Roles of Two Major Alcohol Dehydrogenases, ADH1 (Class I) and ADH3 (Class III), in the Adaptive Enhancement of Alcohol Metabolism Induced by Chronic Alcohol Consumption in Mice.

Aims: It is still unclear which enzymes contribute to the adaptive enhancement of alcohol metabolism by chronic alcohol consumption (CAC). ADH1 (Class I) has the lowest K-m for ethanol and the highest sensitivity for 4-methylpyrazole (4MP) among ADH isozymes, while ADH3 (Class III) has the highest K-m and the lowest sensitivity. We investigated how these two major ADHs relate to the adaptive enhancement of alcohol metabolism. Methods: Male mice with different ADH genotypes (WT, Adh1-/- and Adh3-/-) were subjected to CAC experiment using a 10% ethanol solution for 1 month. Alcohol elimination rate (AER) was measured after ethanol injection at a 4.0 g/kg dose. 4MP-sensitive and -insensitive AERs were measured by the simultaneous administration of 4MP at a dose of 0.5 mmol/kg in order to estimate ADH1 and non-ADH1 pathways. Results: AER was enhanced by CAC in all ADH genotypes, especially more than twofold in Adh1-/- mice, with increasing ADH1 and/or ADH3 liver contents, but not CYP2E1 content. 4MP-sensitive AER was also increased by CAC in WT and Adh3-/- strains, which was greater in Adh3-/- than in WT mice.

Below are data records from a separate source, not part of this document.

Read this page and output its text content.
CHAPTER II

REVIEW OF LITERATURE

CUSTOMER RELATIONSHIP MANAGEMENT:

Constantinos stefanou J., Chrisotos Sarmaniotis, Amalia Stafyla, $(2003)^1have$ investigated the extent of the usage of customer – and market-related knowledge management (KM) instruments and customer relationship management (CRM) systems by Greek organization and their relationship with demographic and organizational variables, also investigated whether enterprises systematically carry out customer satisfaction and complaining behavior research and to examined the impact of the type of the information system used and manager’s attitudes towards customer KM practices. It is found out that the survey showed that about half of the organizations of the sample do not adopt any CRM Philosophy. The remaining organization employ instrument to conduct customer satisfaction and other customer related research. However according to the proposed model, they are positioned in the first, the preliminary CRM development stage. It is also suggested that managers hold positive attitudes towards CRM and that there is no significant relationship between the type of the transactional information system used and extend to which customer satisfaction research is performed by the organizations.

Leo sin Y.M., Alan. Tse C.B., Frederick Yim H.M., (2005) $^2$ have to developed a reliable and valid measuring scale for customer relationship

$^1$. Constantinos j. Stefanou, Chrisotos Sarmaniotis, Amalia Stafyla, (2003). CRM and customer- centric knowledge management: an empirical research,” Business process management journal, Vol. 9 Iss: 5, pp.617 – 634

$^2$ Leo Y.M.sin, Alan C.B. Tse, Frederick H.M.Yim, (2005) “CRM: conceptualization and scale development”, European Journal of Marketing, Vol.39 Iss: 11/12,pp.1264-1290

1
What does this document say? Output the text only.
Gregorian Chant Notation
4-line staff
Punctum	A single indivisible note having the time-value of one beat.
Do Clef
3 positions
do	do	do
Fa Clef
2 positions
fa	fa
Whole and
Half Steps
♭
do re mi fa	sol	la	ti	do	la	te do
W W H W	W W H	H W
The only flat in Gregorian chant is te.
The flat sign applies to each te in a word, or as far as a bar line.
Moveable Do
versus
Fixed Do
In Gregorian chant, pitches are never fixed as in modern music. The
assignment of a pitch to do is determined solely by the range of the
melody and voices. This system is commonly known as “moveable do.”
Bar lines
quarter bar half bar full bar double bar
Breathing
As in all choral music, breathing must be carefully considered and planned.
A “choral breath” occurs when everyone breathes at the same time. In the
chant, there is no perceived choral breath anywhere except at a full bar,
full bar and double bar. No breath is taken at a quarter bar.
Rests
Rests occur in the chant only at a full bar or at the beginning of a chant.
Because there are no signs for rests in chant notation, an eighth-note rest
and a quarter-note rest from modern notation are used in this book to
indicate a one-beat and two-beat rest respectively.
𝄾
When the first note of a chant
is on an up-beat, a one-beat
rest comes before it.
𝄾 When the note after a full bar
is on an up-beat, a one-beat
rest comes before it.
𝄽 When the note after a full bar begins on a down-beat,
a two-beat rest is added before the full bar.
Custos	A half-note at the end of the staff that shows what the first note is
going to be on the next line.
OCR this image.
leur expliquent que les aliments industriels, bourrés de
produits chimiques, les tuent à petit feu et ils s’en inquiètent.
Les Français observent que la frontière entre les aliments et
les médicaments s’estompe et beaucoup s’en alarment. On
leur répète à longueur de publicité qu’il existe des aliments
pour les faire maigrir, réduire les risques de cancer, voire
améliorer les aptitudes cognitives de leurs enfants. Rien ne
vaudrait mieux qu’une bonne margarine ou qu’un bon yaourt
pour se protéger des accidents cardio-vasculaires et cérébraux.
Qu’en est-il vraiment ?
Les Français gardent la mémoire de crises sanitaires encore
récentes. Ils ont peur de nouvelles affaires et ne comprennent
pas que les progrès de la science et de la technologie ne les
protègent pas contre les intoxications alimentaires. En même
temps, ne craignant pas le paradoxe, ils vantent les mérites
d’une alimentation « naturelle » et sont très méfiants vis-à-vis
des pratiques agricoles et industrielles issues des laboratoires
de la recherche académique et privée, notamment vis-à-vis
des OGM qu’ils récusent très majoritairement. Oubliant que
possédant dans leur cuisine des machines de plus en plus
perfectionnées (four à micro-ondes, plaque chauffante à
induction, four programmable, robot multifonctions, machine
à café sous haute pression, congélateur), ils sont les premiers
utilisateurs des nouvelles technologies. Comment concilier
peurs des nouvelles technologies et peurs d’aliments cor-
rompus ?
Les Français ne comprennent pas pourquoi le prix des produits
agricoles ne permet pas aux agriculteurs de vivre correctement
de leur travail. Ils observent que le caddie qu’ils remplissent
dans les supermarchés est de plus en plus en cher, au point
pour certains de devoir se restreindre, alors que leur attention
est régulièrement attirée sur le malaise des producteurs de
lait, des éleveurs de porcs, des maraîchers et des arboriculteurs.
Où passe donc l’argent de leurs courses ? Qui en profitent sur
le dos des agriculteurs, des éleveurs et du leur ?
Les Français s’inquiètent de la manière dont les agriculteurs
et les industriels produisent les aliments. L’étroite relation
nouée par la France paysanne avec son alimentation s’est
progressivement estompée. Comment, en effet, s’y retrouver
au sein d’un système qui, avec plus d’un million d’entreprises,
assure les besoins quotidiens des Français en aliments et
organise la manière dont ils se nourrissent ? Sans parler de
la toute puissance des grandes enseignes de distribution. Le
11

The sensitive AER was increased even in Adh1-/- mice probably due to the increase in ADH3, which is semi-sensitive for 4MP. 4MP-insensitive AER was also increased in WT and Adh1-/- by CAC, but not in Adh3-/- mice. Conclusion: ADH1 contributes to the enhancement of alcohol metabolism by CAC, particularly in the absence of ADH3. ADH3 also contributes to the enhancement as a non-ADH1 pathway, especially in the absence of ADH1.